Я очнулся словно от толчка, словно падал с высоты; всем вам знакомы такие сны, но то странное чувство, которое теперь овладело мной, я почти не в силах описать вам. Сперва я должен был сообразить, где я нахожусь; потом мне стало казаться, будто со мной случилось что-то страшное, но что воспоминание об этом изгладил долгий, глубокий, непробудный сон. Наконец я постепенно все припомнил, но думал, что это было сновидение и что призрак во сне насмехался надо мной. Когда я встал, мне прежде всего бросился в глаза поколенный портрет невесты в подвенечном (платье, в человеческий рост, и мороз пробежал у меня по спине: мне показалось, что это она расхаживала ночью как живая и что я ее узнал; но в комнате не было ни одного шкафа, и это обстоятельство снова убеждало меня в том, что я всего только видел сон. Девица Анна принесла кофе, пристально-пристально посмотрела мне в лицо и сказала:

— Господи, какой у вас больной вид, какой вы бледный! Уж не случилось ли чего-нибудь с вами?

Отнюдь не собираясь наводить старуху на мысль о призраке, посетившем меня, я сказал, что стеснение в груди не дало мне спать.

— Ну, — забормотала старуха, — это от желудка, это от желудка, ну, ну, тут мы знаем, чем помочь! — И с этими словами она, шаркая, подошла к стене, отворила скрытую обоями дверь, которой я раньше не заметил, и я увидел шкаф, где находились стаканы, маленькие склянки и несколько серебряных ложек. Старуха, побренчав и постучав ложками, вынула одну из них, затем откупорила склянку, налила из этой склянки на ложку несколько капель какой-то жидкости, поставила ее снова в шкаф и повернулась ко мне. Я вскрикнул от ужаса — призрак минувшей ночи превратился в явь.

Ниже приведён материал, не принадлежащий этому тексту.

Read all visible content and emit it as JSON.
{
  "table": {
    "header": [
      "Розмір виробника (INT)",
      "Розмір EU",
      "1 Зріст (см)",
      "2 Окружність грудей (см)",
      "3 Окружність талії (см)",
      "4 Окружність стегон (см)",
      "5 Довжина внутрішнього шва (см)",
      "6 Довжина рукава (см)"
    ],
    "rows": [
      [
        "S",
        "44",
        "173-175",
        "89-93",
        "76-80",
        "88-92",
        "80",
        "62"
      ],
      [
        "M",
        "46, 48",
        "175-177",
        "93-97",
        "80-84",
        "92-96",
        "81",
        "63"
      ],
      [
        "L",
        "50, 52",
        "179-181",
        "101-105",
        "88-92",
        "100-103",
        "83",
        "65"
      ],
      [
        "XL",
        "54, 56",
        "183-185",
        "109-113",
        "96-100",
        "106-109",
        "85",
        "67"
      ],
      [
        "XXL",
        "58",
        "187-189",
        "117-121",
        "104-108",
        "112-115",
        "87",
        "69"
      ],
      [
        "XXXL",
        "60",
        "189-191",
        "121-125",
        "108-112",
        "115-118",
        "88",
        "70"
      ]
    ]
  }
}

— Полно, полно, — загнусила старуха, как-то странно усмехаясь, — полно, сударь мой, полно, это всего-навсего хорошее лекарство; покойница тоже страдала желудком и часто его принимала.

Я взял себя в руки и проглотил крепкий и жгучий желудочный эликсир. Глаза мои были неподвижно устремлены на портрет невесты, висящий как раз над стенным шкафом.

— Чей это портрет? — спросил я старуху.

— Ах ты господи! Да ведь это же покойница тетушка! — ответила она, и слезы полились из ее глаз. Мопс начал скулить, совсем как ночью, а я, с трудом преодолев внутреннюю дрожь, с трудом овладев собою, сказал:

— Анна, мне кажется, покойница тетушка нынче ночью в двенадцать часов стояла вон там у стенного шкафа и принимала капли?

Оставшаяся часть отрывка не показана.